I’m not exactly sure on Roku (didn’t they change there UI recently?) but there should be an option in settings for setting up one or two static servers. You just enter the IP address of your laptop (you’ll need to give it a static IP address on your TripMate’s wifi) and the PMS port (usually 32400) and you’ll be good to go.
NB. you’re making this change on the client, not the server. The Plex clients usually need to login to Plex.tv with your account credentials to get a list of your servers before they can connect. This bypasses the need for an Internet connection and will allow your client to connect directly to the server.
I think it may be something on my laptop blocking incoming requests. I don’t have full control over the laptop (Company) so perhaps they have something blocked. I may need to try something like an RPI3 or similar to see if I can get that to work instead.
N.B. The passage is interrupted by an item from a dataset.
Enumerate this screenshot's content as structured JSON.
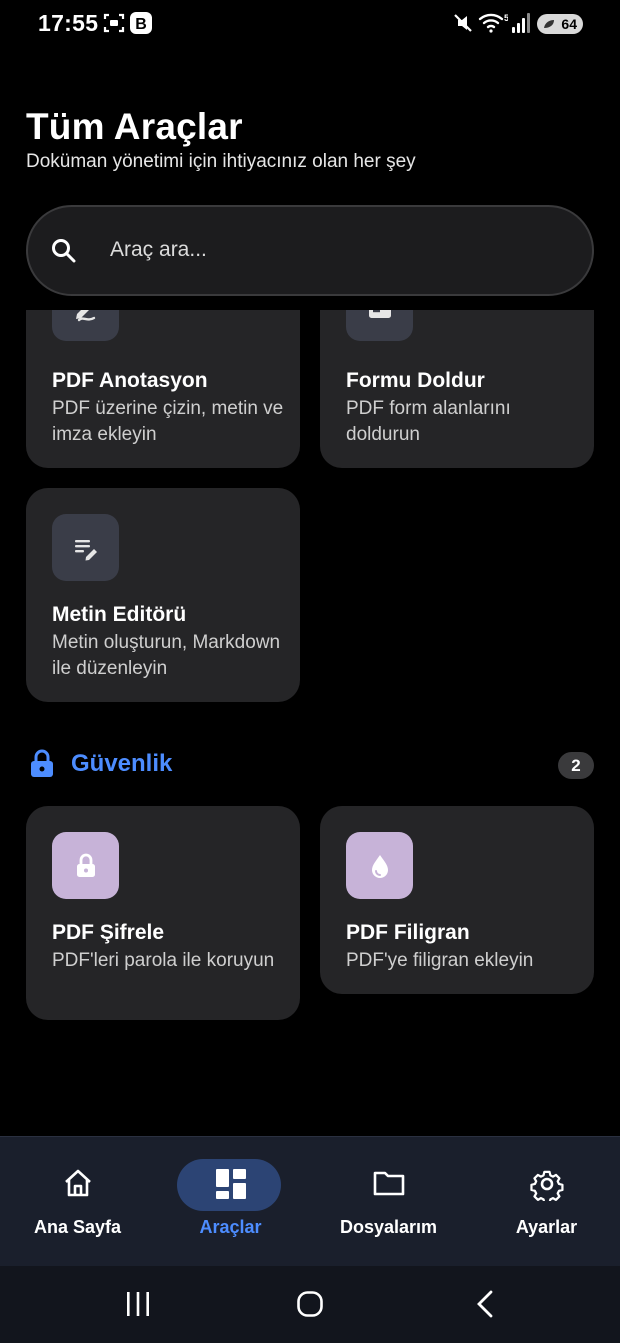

Thanks, yeah I thought of that but I was trying to stay small (due to traveling with it on planes and the like) and expense ($200 for the shield vs Free for the laptop or $50 or so for the PI3) Also I heard PMS on the Shield isn’t all that great. I’m using the Roku Media player right now to just get by on this trip but it sucks
ok well your laptop/server and roku clients are probably not the problem, I would suspect your router is the primary culprit, along with the issues gary mentioned above.
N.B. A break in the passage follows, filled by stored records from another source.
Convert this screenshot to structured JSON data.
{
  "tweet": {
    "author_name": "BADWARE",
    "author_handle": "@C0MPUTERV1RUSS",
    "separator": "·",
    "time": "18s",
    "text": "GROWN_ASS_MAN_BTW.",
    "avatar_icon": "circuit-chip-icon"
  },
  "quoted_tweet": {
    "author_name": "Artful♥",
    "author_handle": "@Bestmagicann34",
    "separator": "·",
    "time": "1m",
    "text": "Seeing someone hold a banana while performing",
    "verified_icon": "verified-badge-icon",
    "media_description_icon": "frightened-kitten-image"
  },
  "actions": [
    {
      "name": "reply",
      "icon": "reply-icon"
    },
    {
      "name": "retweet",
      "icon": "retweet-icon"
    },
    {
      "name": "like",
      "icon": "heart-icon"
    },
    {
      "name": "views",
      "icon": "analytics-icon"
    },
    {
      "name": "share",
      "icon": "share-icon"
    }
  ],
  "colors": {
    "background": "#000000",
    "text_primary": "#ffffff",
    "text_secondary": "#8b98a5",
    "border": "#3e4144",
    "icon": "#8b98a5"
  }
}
all that said, if you don’t have full control of your laptop, it would probably be safer to keep pms and your personal media off it in any case (to avoid any liability or employment issues).
I was only doing it for these two trips because I didn’t have a chance to buy any other hardware and set it up and it worked fine last week but I still think it was an indirect connection. I’ll just have to rethink what the best option is. I want to have something that will direct play to my Ultras when on a family vacation This was more of a proof of concept LOL
I am thinking I might just use Kodi on an Android TV Box rather than worry about a client/server scenario. They are cheap enough and I can scrape using kodi at home.
I still use my laptop for work and stuff while watching TV.
There are two TVs I need to serve and can’t do that with a single laptop. Thats why plex would be great since one TV can watch one thing and the other TV another show but I only have to store the files once.
You know… At my cabin, where I don’t have internet… I use Kodi on an Intel Compute Stick with a portable hard drive. Works wonders. I know it’s not very Plex-like. But it does the job. No internet necessary if I do all the scans and such while it’s hooked up at home.
Never used an Intel Compute Stick. Does it play the bigger MKV files just fine? That would work for me. I’d rather only have one source for the file system but I used WDTVs for years with USB sticks but they won’t play HEVC x265 stuff which I am getting more and more of so would need to play that. Do you think the Intel Compute stick would play that?
It’s Kodi on the thing that makes it work… It’s essentially a Windows 10 PC. Everything I throw at it plays fine. Haven’t had one hiccup.
If you’re talking hotels, it can hop on the internet too, and through various windows apps, it would function similarly to other types of streaming devices. I bought a simple USB PC remote to control the whole thing.
EDIT: I think the one I have is the M3 (CS325) processor version. They have a lower end Atom (CS125), and a higher end M5 (CS525). I got the middle one of what I believe is the second generation. Looks like they might have a new line out now.
EDIT EDIT: One of the rare instances, someone uses Kodi as intended.